Developing crash modification functions for pedestrian signal improvement

• The safety impact of installing pedestrian signals at signalized intersections in British Columbia (Canada) was quantified by means of crash modification factors (CMFs) and functions (CMFunctions).
• Simple CMFs do not include variable treatment location characteristics (heterogeneity).
• A novel method that incorporates heterogeneity into CMFunctions from an observational before–after study was applied.
• CMFunctions developed from fixed-effects and random-effects regression models were compared and discussed.
• The study also advocates the use of CMFunctions with a time trend variable to acknowledge that the safety treatment (intervention) effects are spread over future time.

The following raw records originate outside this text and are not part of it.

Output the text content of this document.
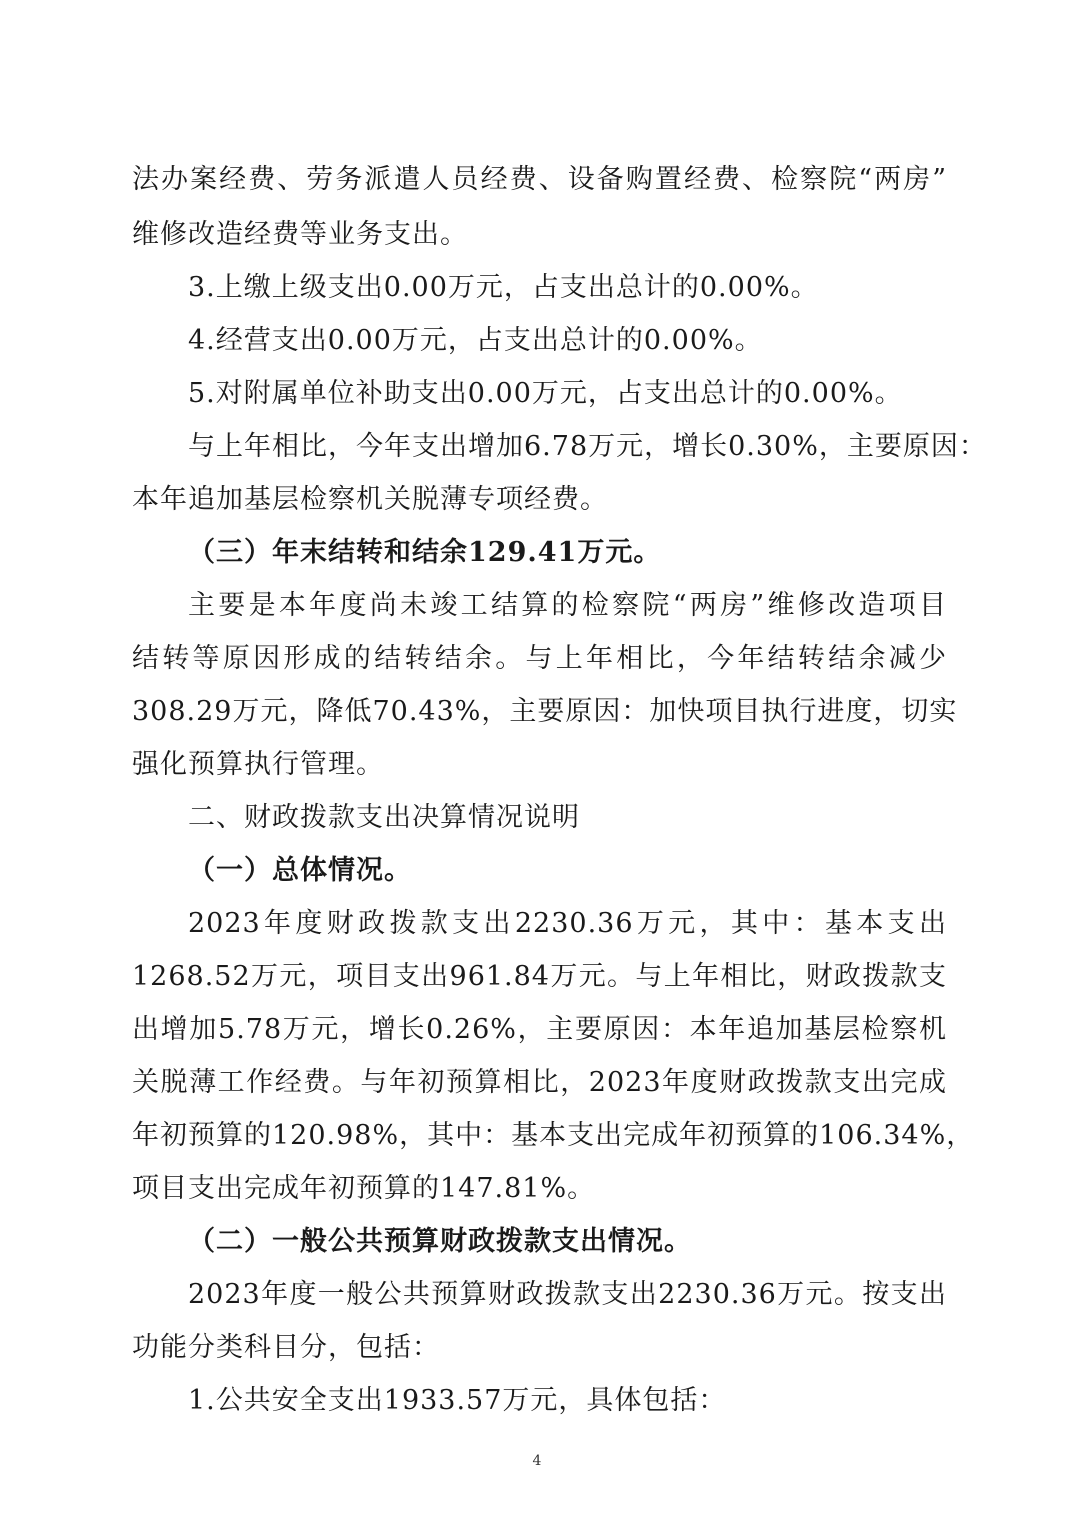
法办案经费、劳务派遣人员经费、设备购置经费、检察院“两房”
维修改造经费等业务支出。
3.上缴上级支出0.00万元，占支出总计的0.00%。
4.经营支出0.00万元，占支出总计的0.00%。
5.对附属单位补助支出0.00万元，占支出总计的0.00%。
与上年相比，今年支出增加6.78万元，增长0.30%，主要原因：
本年追加基层检察机关脱薄专项经费。
（三）年末结转和结余129.41万元。
主要是本年度尚未竣工结算的检察院“两房”维修改造项目
结转等原因形成的结转结余。与上年相比，今年结转结余减少
308.29万元，降低70.43%，主要原因：加快项目执行进度，切实
强化预算执行管理。
二、财政拨款支出决算情况说明
（一）总体情况。
2023年度财政拨款支出2230.36万元，其中：基本支出
1268.52万元，项目支出961.84万元。与上年相比，财政拨款支
出增加5.78万元，增长0.26%，主要原因：本年追加基层检察机
关脱薄工作经费。与年初预算相比，2023年度财政拨款支出完成
年初预算的120.98%，其中：基本支出完成年初预算的106.34%，
项目支出完成年初预算的147.81%。
（二）一般公共预算财政拨款支出情况。
2023年度一般公共预算财政拨款支出2230.36万元。按支出
功能分类科目分，包括：
1.公共安全支出1933.57万元，具体包括：
4
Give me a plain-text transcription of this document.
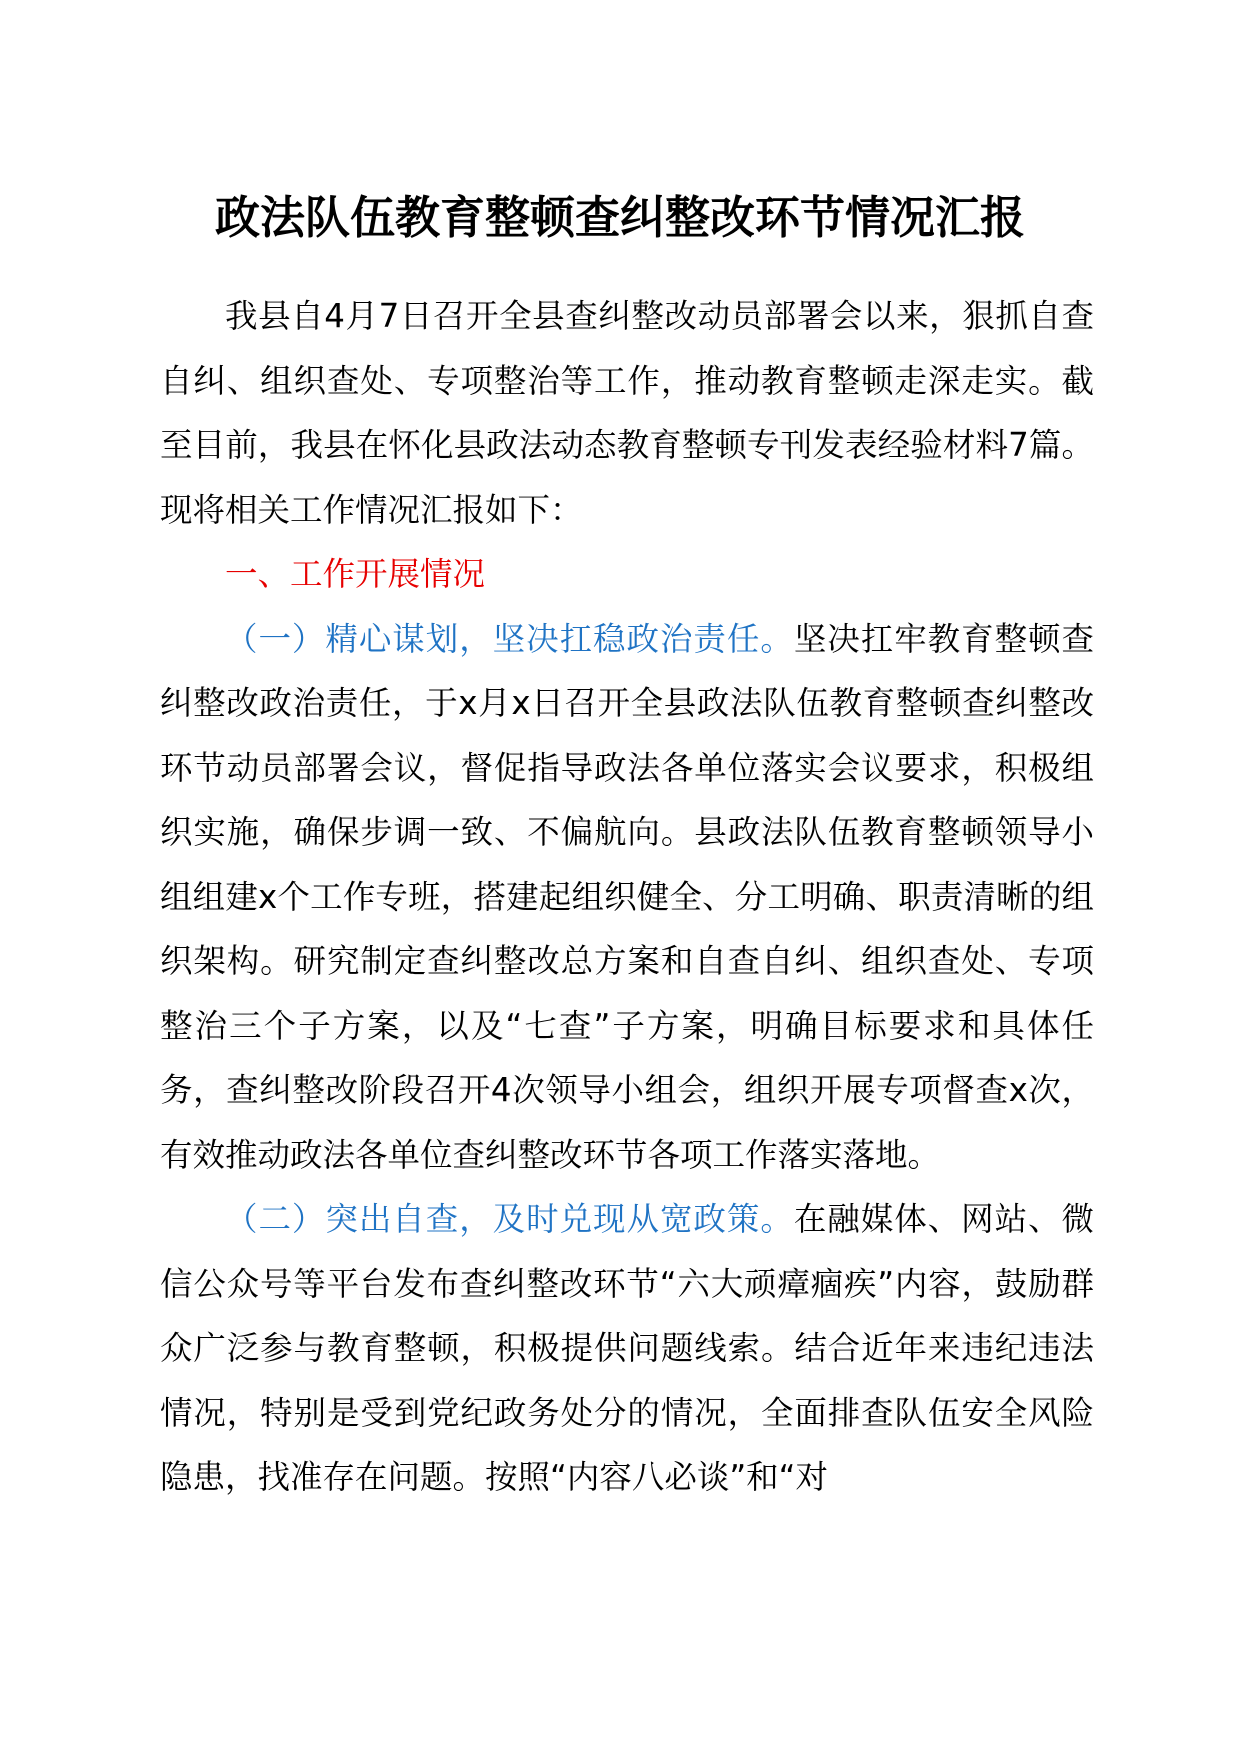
政法队伍教育整顿查纠整改环节情况汇报

我县自4月7日召开全县查纠整改动员部署会以来，狠抓自查自纠、组织查处、专项整治等工作，推动教育整顿走深走实。截至目前，我县在怀化县政法动态教育整顿专刊发表经验材料7篇。现将相关工作情况汇报如下：

一、工作开展情况

（一）精心谋划，坚决扛稳政治责任。坚决扛牢教育整顿查纠整改政治责任，于x月x日召开全县政法队伍教育整顿查纠整改环节动员部署会议，督促指导政法各单位落实会议要求，积极组织实施，确保步调一致、不偏航向。县政法队伍教育整顿领导小组组建x个工作专班，搭建起组织健全、分工明确、职责清晰的组织架构。研究制定查纠整改总方案和自查自纠、组织查处、专项整治三个子方案，以及“七查”子方案，明确目标要求和具体任务，查纠整改阶段召开4次领导小组会，组织开展专项督查x次，有效推动政法各单位查纠整改环节各项工作落实落地。

（二）突出自查，及时兑现从宽政策。在融媒体、网站、微信公众号等平台发布查纠整改环节“六大顽瘴痼疾”内容，鼓励群众广泛参与教育整顿，积极提供问题线索。结合近年来违纪违法情况，特别是受到党纪政务处分的情况，全面排查队伍安全风险隐患，找准存在问题。按照“内容八必谈”和“对
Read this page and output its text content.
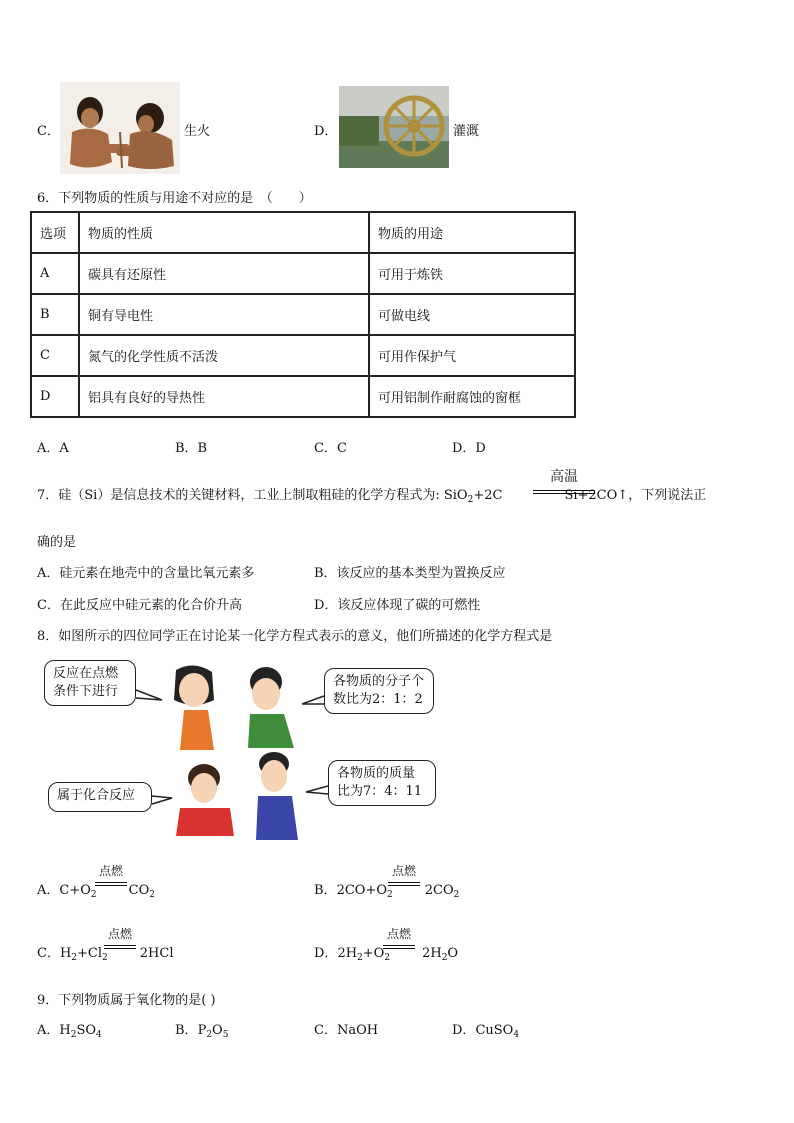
C．	生火	D．	灌溉
6．下列物质的性质与用途不对应的是　（　　）
选项	物质的性质	物质的用途
A	碳具有还原性	可用于炼铁
B	铜有导电性	可做电线
C	氮气的化学性质不活泼	可用作保护气
D	铝具有良好的导热性	可用铝制作耐腐蚀的窗框
A．A	B．B	C．C	D．D
7．硅（Si）是信息技术的关键材料，工业上制取粗硅的化学方程式为: SiO$_2$+2C	Si+2CO↑，下列说法正
高温
确的是
A．硅元素在地壳中的含量比氧元素多	B．该反应的基本类型为置换反应
C．在此反应中硅元素的化合价升高	D．该反应体现了碳的可燃性
8．如图所示的四位同学正在讨论某一化学方程式表示的意义，他们所描述的化学方程式是
反应在点燃条件下进行
各物质的分子个数比为2：1：2
属于化合反应
各物质的质量比为7：4：11
A．$C+O_2$ $CO_2$
点燃
B．$2CO+O_2$ $2CO_2$
点燃
C．$H_2+Cl_2$ 2HCl
点燃
D．$2H_2+O_2$ $2H_2O$
点燃
9．下列物质属于氧化物的是( )
A．$H_2SO_4$	B．$P_2O_5$	C．NaOH	D．CuSO$_4$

Pedestrian signals are viable traffic control devices that help pedestrians to cross safely at intersections. Although the literature is extensive when dealing with pedestrian signals design and operations, few studies have focused on the potential safety benefits of installing pedestrian signals at intersections. Most of these studies employed simple before–after (BA) safety evaluation techniques which suffer from methodological and statistical issues.Recent advances in safety evaluation research advocate the use of crash modification functions (CMFunctions) to represent the safety effectiveness of treatments. Unlike crash modification factors (CMFs) that are represented as single values, CMFunctions account for variable treatment location characteristics (heterogeneity). Therefore, the main objective of this study was to quantify the safety impact of installing pedestrian signals at signalized intersections by developing CMFunctions within an observational BA study. The use of observational BA framework to develop the CMFunctions avoids the cross-sectional approach where the functions are derived based on a single time period and no actual treatment intervention.Treatment sites heterogeneity was incorporated into CMFunctions using fixed-effects and random-effects regression models. In addition to heterogeneity, the paper also advocates the use of CMFunctions with a time variable to acknowledge that the safety treatment (intervention) effects do not occur instantaneously but are spread over future time. This is achieved using non-linear intervention (Koyck) models, developed within a hierarchical full Bayes context. The results demonstrated the importance of considering treatment sites heterogeneity (i.e., different circulating volumes and area type among treated locations) and time trends when developing CMFunctions for pedestrian signal improvement.